Es gibt keine Herausforderung, die für Gott zu gross wäre! Frag ihn, was seine Sicht der Dinge ist. Frag ihn, was er dir offenbaren möchte. Und dann sei still, höre hin und setze um, was Gott dir sagt. Der Heilige Geist wird reden – darauf kannst du dich verlassen. Recht eindeutig steht das im zweiten Teil der Bibel: «Wenn es jemandem von euch an Weisheit mangelt zu entscheiden, was in einer bestimmten Angelegenheit zu tun ist, soll er Gott darum bitten, und Gott wird sie ihm geben. Ihr wisst doch, dass er niemandem sein Unvermögen vorwirft und dass er jeden reich beschenkt.» (Jakobus Kapitel 1, Vers 5) Wenn du also vor einer grossen und schwierigen Herausforderung stehst, dann bitte als Erstes den Heiligen Geist um Weisheit. Und ganz sicher wirst du es noch mal tun, und noch mal und noch mal – aber das ist vollkommen gut. Wir können niemals zu viel um Weisheit bitten!

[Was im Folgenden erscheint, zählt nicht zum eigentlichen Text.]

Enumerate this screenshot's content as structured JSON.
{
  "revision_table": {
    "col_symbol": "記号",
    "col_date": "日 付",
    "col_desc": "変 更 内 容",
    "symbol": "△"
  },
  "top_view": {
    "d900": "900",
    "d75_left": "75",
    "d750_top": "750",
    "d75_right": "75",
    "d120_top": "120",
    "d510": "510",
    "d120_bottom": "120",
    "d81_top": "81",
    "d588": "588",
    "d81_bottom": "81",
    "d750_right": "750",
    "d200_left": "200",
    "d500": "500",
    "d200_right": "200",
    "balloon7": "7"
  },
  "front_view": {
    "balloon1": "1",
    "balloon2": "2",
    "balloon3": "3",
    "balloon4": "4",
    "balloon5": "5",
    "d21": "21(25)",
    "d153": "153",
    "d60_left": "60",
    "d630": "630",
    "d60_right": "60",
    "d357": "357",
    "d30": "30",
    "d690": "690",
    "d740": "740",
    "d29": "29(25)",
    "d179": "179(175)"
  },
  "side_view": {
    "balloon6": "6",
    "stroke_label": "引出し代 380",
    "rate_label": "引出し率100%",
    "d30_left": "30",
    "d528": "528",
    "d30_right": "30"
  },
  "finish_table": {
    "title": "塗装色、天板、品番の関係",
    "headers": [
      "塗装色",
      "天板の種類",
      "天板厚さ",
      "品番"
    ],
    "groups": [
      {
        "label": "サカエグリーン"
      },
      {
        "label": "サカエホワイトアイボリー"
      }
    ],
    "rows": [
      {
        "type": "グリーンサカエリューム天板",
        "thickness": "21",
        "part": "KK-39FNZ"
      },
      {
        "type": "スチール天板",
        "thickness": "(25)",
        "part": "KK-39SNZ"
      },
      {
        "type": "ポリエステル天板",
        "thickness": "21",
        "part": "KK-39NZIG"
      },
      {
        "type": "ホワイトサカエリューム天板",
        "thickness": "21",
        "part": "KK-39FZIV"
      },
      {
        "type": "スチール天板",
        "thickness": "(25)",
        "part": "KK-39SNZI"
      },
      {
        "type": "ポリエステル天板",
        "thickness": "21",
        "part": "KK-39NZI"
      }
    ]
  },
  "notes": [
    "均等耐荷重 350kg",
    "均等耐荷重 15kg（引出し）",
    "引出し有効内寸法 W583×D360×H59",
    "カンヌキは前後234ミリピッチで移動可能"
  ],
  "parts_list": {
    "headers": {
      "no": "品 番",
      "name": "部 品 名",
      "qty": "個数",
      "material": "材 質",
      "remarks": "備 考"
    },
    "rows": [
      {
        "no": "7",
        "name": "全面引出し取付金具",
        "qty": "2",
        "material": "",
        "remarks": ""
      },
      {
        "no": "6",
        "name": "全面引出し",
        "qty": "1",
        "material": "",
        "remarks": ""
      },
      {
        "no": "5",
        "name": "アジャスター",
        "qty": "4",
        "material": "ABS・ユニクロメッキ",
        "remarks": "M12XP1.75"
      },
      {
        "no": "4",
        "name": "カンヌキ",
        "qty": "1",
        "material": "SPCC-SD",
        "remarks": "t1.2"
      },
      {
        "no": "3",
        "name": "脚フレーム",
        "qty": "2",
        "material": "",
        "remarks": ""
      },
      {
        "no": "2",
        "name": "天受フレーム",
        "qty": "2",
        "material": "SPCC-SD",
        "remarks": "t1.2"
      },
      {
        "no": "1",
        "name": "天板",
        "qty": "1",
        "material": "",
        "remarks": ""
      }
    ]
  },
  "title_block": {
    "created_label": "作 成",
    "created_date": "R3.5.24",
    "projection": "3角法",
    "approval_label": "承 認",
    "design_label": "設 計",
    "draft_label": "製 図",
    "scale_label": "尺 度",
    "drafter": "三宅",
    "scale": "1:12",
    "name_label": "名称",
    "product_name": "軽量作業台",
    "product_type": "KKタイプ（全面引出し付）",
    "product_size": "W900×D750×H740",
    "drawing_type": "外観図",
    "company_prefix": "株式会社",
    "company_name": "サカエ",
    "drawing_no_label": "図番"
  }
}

2. Keine spontane Reaktion

Ich habe dir am Anfang erzählt, dass ich Pfarrer bin. In meinen ersten Berufsjahren habe ich den Fehler gemacht, dass ich immer wieder mal viel zu schnell und spontan reagiert habe. Das war nicht immer gut, manchmal sogar richtig dumm. Denn im Affekt werden nicht unser Verstand und unser Sachwissen adressiert, sondern unsere Emotionen. Die sind voll gut – aber nicht immer die besten Ratgeber. Deswegen nimm dir Zeit. Es sei denn, es geht um Leben und Tod, gibt es wohl keine Entscheidung, über die man nicht auch mal (mindestens) eine Nacht drüber schlafen kann.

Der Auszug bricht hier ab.